El Concilio de Trento no prohibió la polifonía, pero pretendió de ella gran claridad y simplificación, para que se entendiera bien el texto,
exhortando al mismo tempo a que las obras polifónicas se basaran en la temática del canto gregoriano. Los nombres de Palestrina, Lasso,
Morales, De Victoria, Guerrero y muchos otros son lo bueno y mejor de la polifonía, los autores que mejor encarnan los ideales tridentinos. El
Concilio de Trento intentó también potenciar el canto gregoriano, que había decaído mucho; se le llamaba “canto llano”. Pero faltaban las
premisas para ello; cabría esperar unos siglos todavía para que el renacimiento del canto gregoriano se pudiera basar en estudios serios, sin los
cuales no puede existir una práctica aceptable y de categoría artística.
Lo que pasó desde Trento hasta mediados del siglo XIX se puede resumir en esta frases de Giacomo Baroffio: “De hecho (…) en pleno siglo XVII la
polifonía absorbe la cultura musical de la época (la música concertada del barroco). Y de tal contaminación no se eximirá ni el mismo canto
monódico litúrgico (…). La presencia de centenares de formularios escritos en los ss. XVII-XVIII en este estilo -rico de préstamos de canciones
populares (…)-, abre la puerta a una total insensibilidad relativamente al carácter peculiar de la música en la liturgia. La situación precipitará. A
pesar de algunas críticas aisladas, en las iglesias italianas acabará imponiéndose el estilo operístico hasta la reforma de san Pío X” .
Quisiera notar, antes de pasar adelante, una cosa que no deja de ser curiosa, y que es fruto de mi observación y, digamos, de mi oficio.

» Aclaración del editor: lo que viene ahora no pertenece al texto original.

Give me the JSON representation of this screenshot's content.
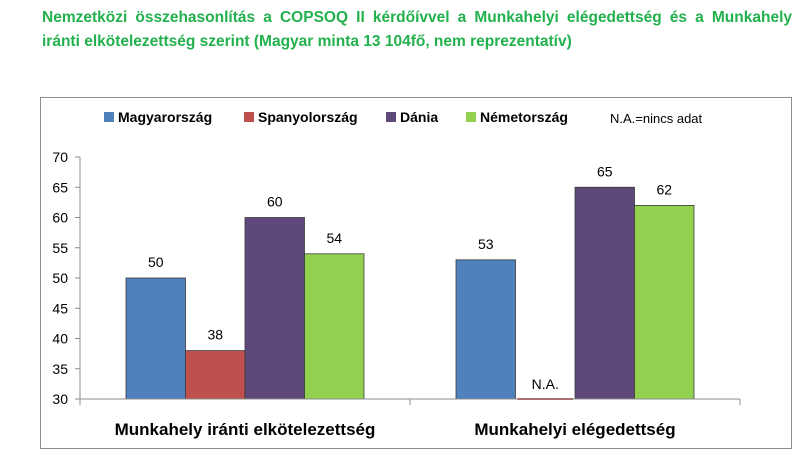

Los
maestros de capilla de nuestras basílicas, en los siglos XVII-XIX, a pesar de escribir mucha música concertada en el estilo de la época, también
de vez en cuando se acordaban de ser sucesores de Palestrina y de los grandes polifonistas, e intentaban escribir en el estilo antiguo, con buena
técnica pero, claro está, con artificio y sin el perfume de las cosas auténticas. El lenguaje tonal se había impuesto de manera aplastante, los
viejos modos eran ya sólo un recuerdo fantasmagórico. De todas maneras, podría decirse que la devoción sacral al canto gregoriano y a la grande
polifonía nunca se apagó del todo, por lo menos en algunas iglesias privilegiadas.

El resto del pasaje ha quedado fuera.